Other common names include red faisan, white faisan (Belize), zapote blanco, zapote rojo, zapote de castilla, zapote de montana (Costa Rica), zapote verde, zapote injerto (Costa Rica, El Salvador, Honduras), injerto verde (Guatemala), zapotillo calenturiento (Honduras), zapote amarillo, zapote mico, zapote real (Nicaragua), chulul (Mexico), yashtul, mameicito (Spanish), chul (Mam), ixulul (Jacalteco), raxtulul (Poqomchiʼ), tulul (Tz’utujil), and sapota zalená (Czech).

==Distribution and habitat==
This species is native to Mexico and Central America. Its natural habitat includes tropical forests. It occurs at higher altitudes in cool, moist regions, and it does not tolerate hot or cold conditions.

==Description==
This plant is a tree usually growing 12 to 24 meters tall, but known to reach 40 meters. It is deciduous or evergreen. The young branches are coated in brown hairs. The leaves are borne in clusters at the ends of flowering branches and alternately arranged on non-flowering branches. They are somewhat lance-shaped with smooth edges, and measure up to 25 centimeters long by 7 wide. The undersides are hairy to woolly. The inflorescence is a fascicle of 2 to 5 flowers. The flower is tubular, about a centimeter long, and whitish or pinkish in color. The fruit is up to 12.5 centimeters long by 8 wide. It has a green or yellow rind, sometimes tinged reddish brown, and a brownish orange or salmon-colored flesh. The fruit contains one or two large, shiny brown seeds, each up to 5 centimeters long.

==Uses==
The fruit is an edible sapote. The flesh is sweet and juicy. The moisture content is 68 to 70%. It can be eaten raw or made into desserts, drinks, and preserves. The seeds are edible, as well, and can be served roasted. The latex of the tree can be made into chewing gum.

Parts of the plant have traditional medicinal uses. The seed oil is applied to the hair to prevent hair loss. Bark extracts have been used for skin conditions, and the latex has been applied to the skin to treat warts and fungal infections.

The bark reportedly has antitermite properties.

The strong, reddish wood of the tree has occasionally been used for construction and to make furniture and tools.

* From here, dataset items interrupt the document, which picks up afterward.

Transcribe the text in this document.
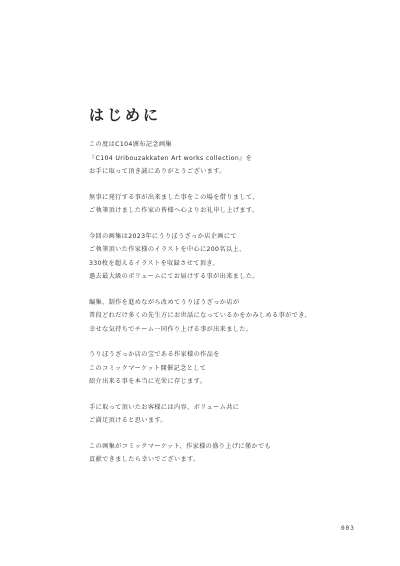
はじめに
この度はC104頒布記念画集
『C104 Uribouzakkaten Art works collection』を
お手に取って頂き誠にありがとうございます。
無事に発行する事が出来ました事をこの場を借りまして、
ご執筆頂けました作家の皆様へ心よりお礼申し上げます。
今回の画集は2023年にうりぼうざっか店企画にて
ご執筆頂いた作家様のイラストを中心に200名以上、
330枚を超えるイラストを収録させて頂き、
過去最大級のボリュームにてお届けする事が出来ました。
編集、制作を進めながら改めてうりぼうざっか店が
普段どれだけ多くの先生方にお世話になっているかをかみしめる事ができ、
幸せな気持ちでチーム一同作り上げる事が出来ました。
うりぼうざっか店の宝である作家様の作品を
このコミックマーケット開催記念として
紹介出来る事を本当に光栄に存じます。
手に取って頂いたお客様には内容、ボリューム共に
ご満足頂けると思います。
この画集がコミックマーケット、作家様の盛り上げに僅かでも
貢献できましたら幸いでございます。
003
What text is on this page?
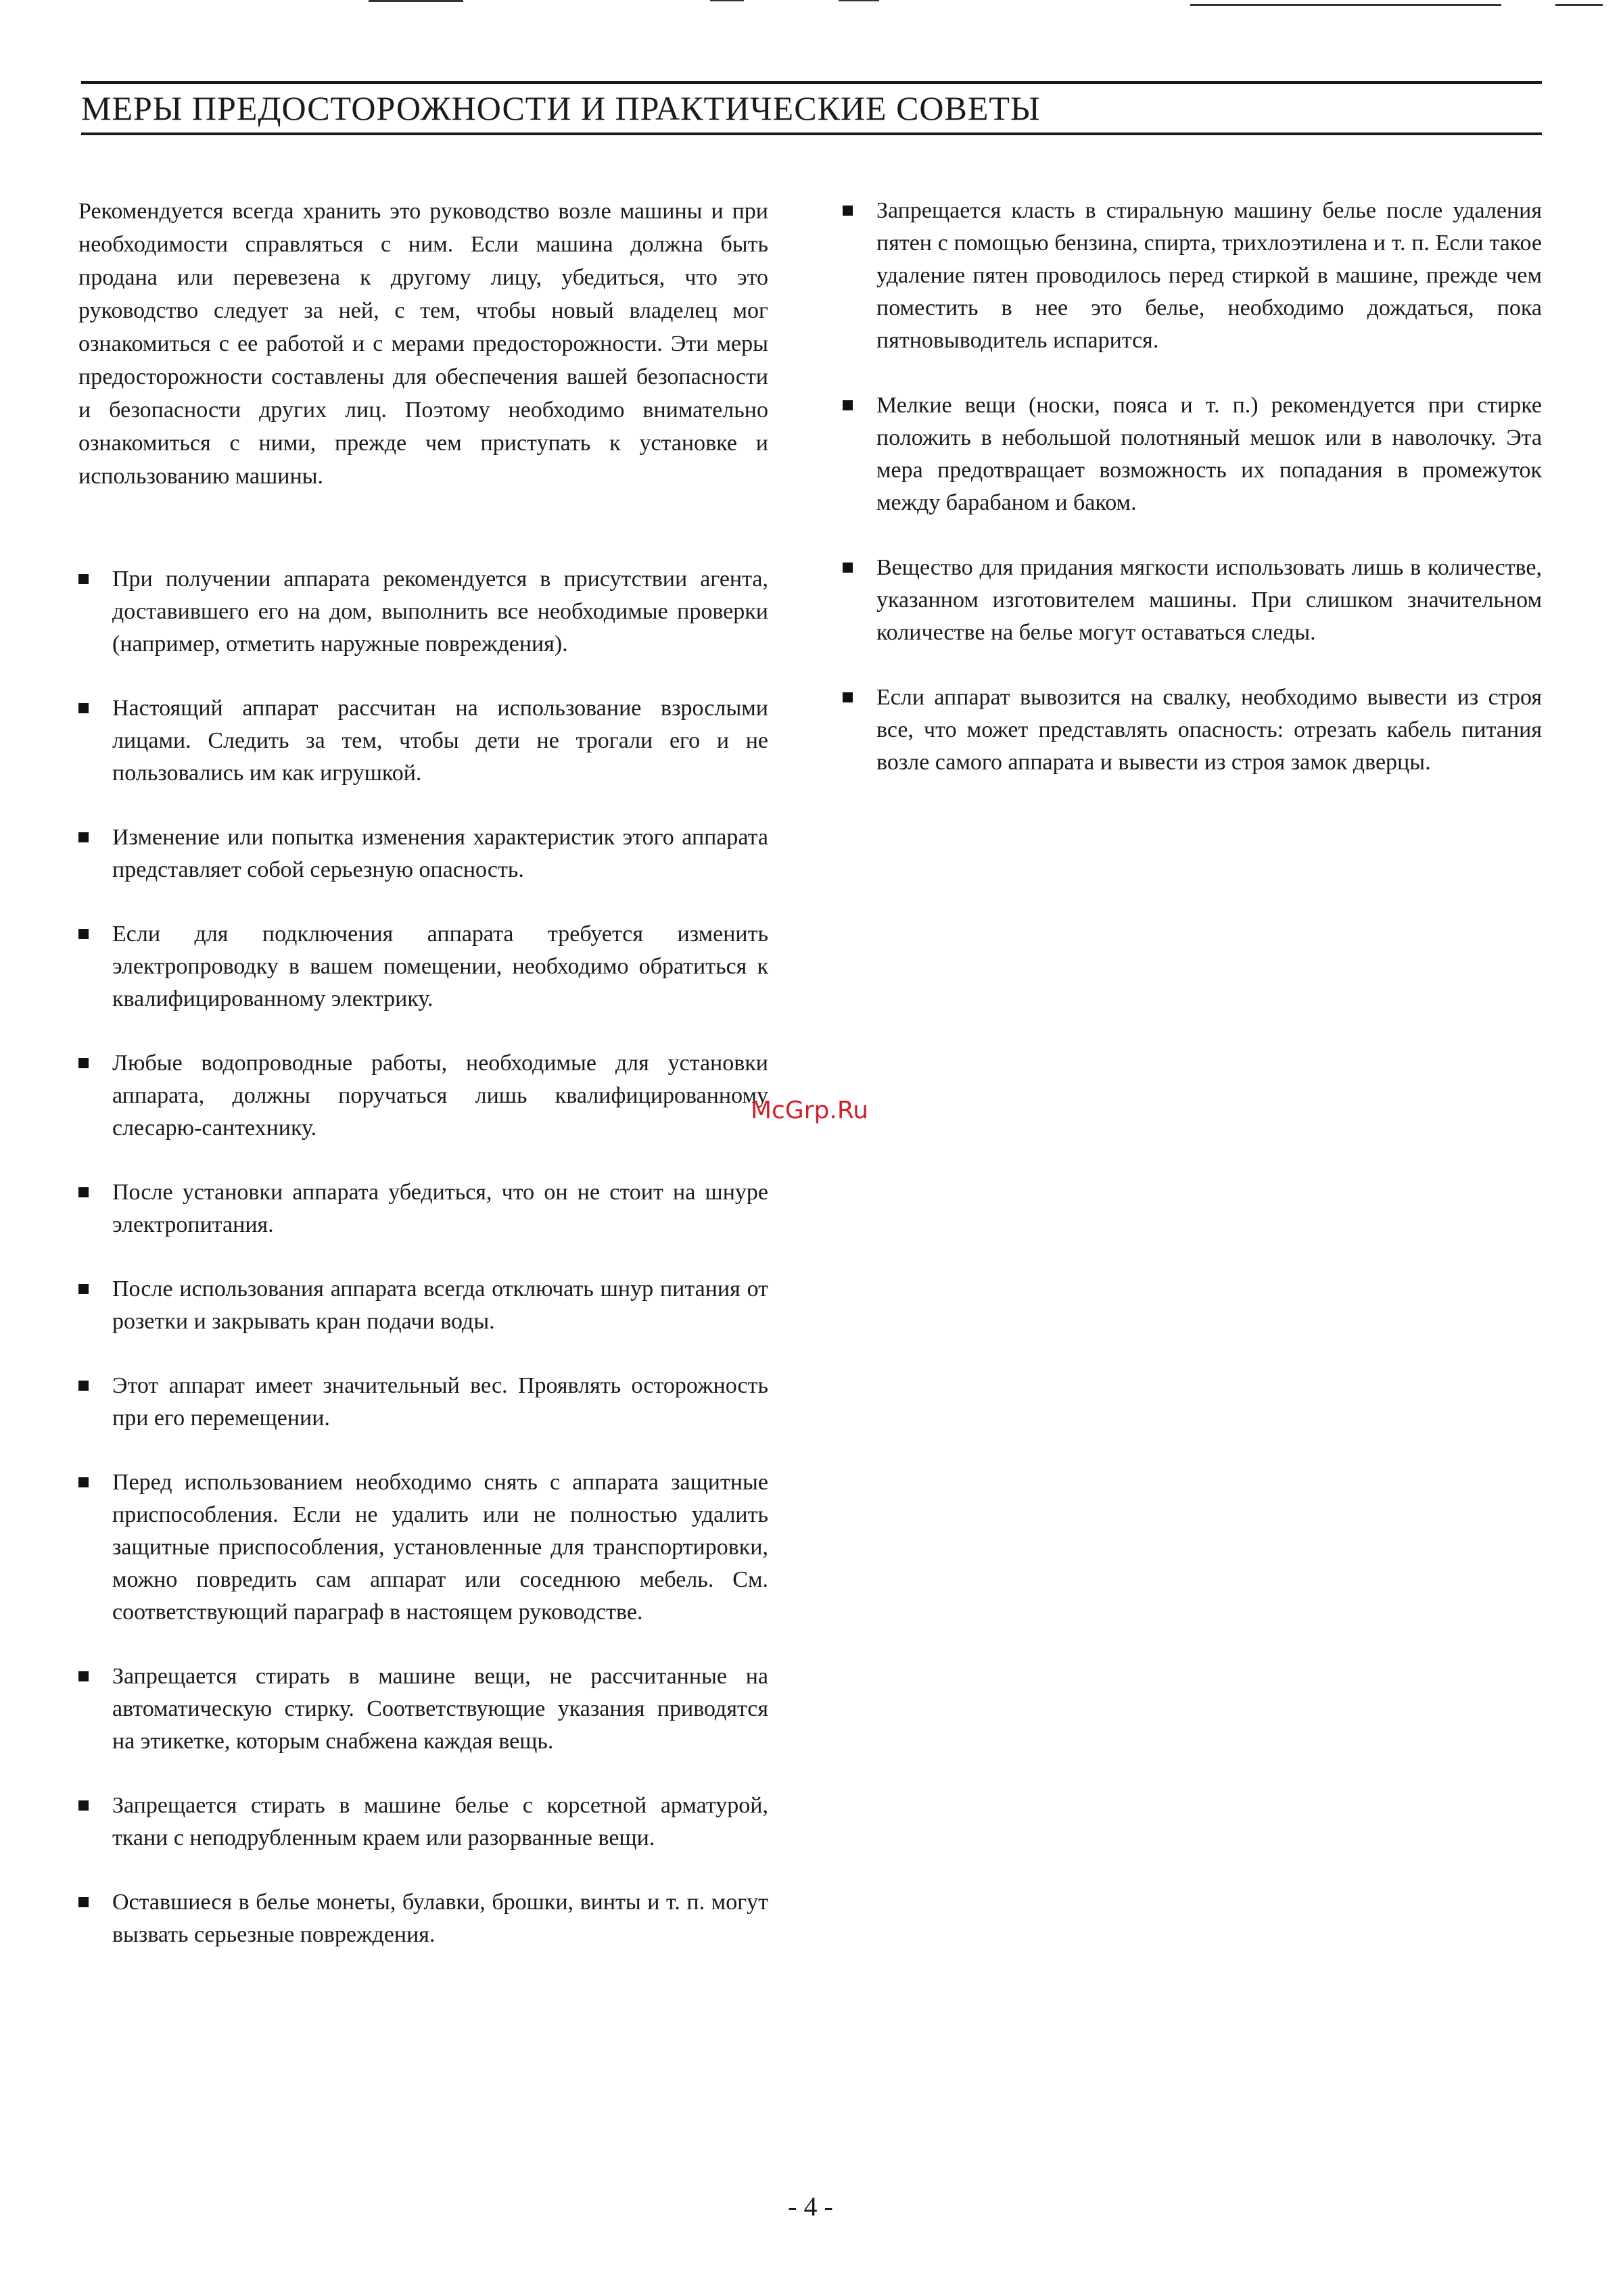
МЕРЫ ПРЕДОСТОРОЖНОСТИ И ПРАКТИЧЕСКИЕ СОВЕТЫ

Рекомендуется всегда хранить это руководство возле машины и при необходимости справляться с ним. Если машина должна быть продана или перевезена к другому лицу, убедиться, что это руководство следует за ней, с тем, чтобы новый владелец мог ознакомиться с ее работой и с мерами предосторожности. Эти меры предосторожности составлены для обеспечения вашей безопасности и безопасности других лиц. Поэтому необходимо внимательно ознакомиться с ними, прежде чем приступать к установке и использованию машины.

При получении аппарата рекомендуется в присутствии агента, доставившего его на дом, выполнить все необходимые проверки (например, отметить наружные повреждения).
Настоящий аппарат рассчитан на использование взрослыми лицами. Следить за тем, чтобы дети не трогали его и не пользовались им как игрушкой.
Изменение или попытка изменения характеристик этого аппарата представляет собой серьезную опасность.
Если для подключения аппарата требуется изменить электропроводку в вашем помещении, необходимо обратиться к квалифицированному электрику.
Любые водопроводные работы, необходимые для установки аппарата, должны поручаться лишь квалифицированному слесарю-сантехнику.
После установки аппарата убедиться, что он не стоит на шнуре электропитания.
После использования аппарата всегда отключать шнур питания от розетки и закрывать кран подачи воды.
Этот аппарат имеет значительный вес. Проявлять осторожность при его перемещении.
Перед использованием необходимо снять с аппарата защитные приспособления. Если не удалить или не полностью удалить защитные приспособления, установленные для транспортировки, можно повредить сам аппарат или соседнюю мебель. См. соответствующий параграф в настоящем руководстве.
Запрещается стирать в машине вещи, не рассчитанные на автоматическую стирку. Соответствующие указания приводятся на этикетке, которым снабжена каждая вещь.
Запрещается стирать в машине белье с корсетной арматурой, ткани с неподрубленным краем или разорванные вещи.
Оставшиеся в белье монеты, булавки, брошки, винты и т. п. могут вызвать серьезные повреждения.
Запрещается класть в стиральную машину белье после удаления пятен с помощью бензина, спирта, трихлоэтилена и т. п. Если такое удаление пятен проводилось перед стиркой в машине, прежде чем поместить в нее это белье, необходимо дождаться, пока пятновыводитель испарится.
Мелкие вещи (носки, пояса и т. п.) рекомендуется при стирке положить в небольшой полотняный мешок или в наволочку. Эта мера предотвращает возможность их попадания в промежуток между барабаном и баком.
Вещество для придания мягкости использовать лишь в количестве, указанном изготовителем машины. При слишком значительном количестве на белье могут оставаться следы.
Если аппарат вывозится на свалку, необходимо вывести из строя все, что может представлять опасность: отрезать кабель питания возле самого аппарата и вывести из строя замок дверцы.
McGrp.Ru
- 4 -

The species is planted in reforestation efforts and for erosion control.

==Cultivation==
The plant is usually grown from seed. It can also be propagated by grafting it onto the mamey sapote (Pouteria sapota). Grafting allows the grower to expect a crop much sooner than starting from seed. There is a very small commercial trade in green sapote, but it is more often found in the home garden or small farm.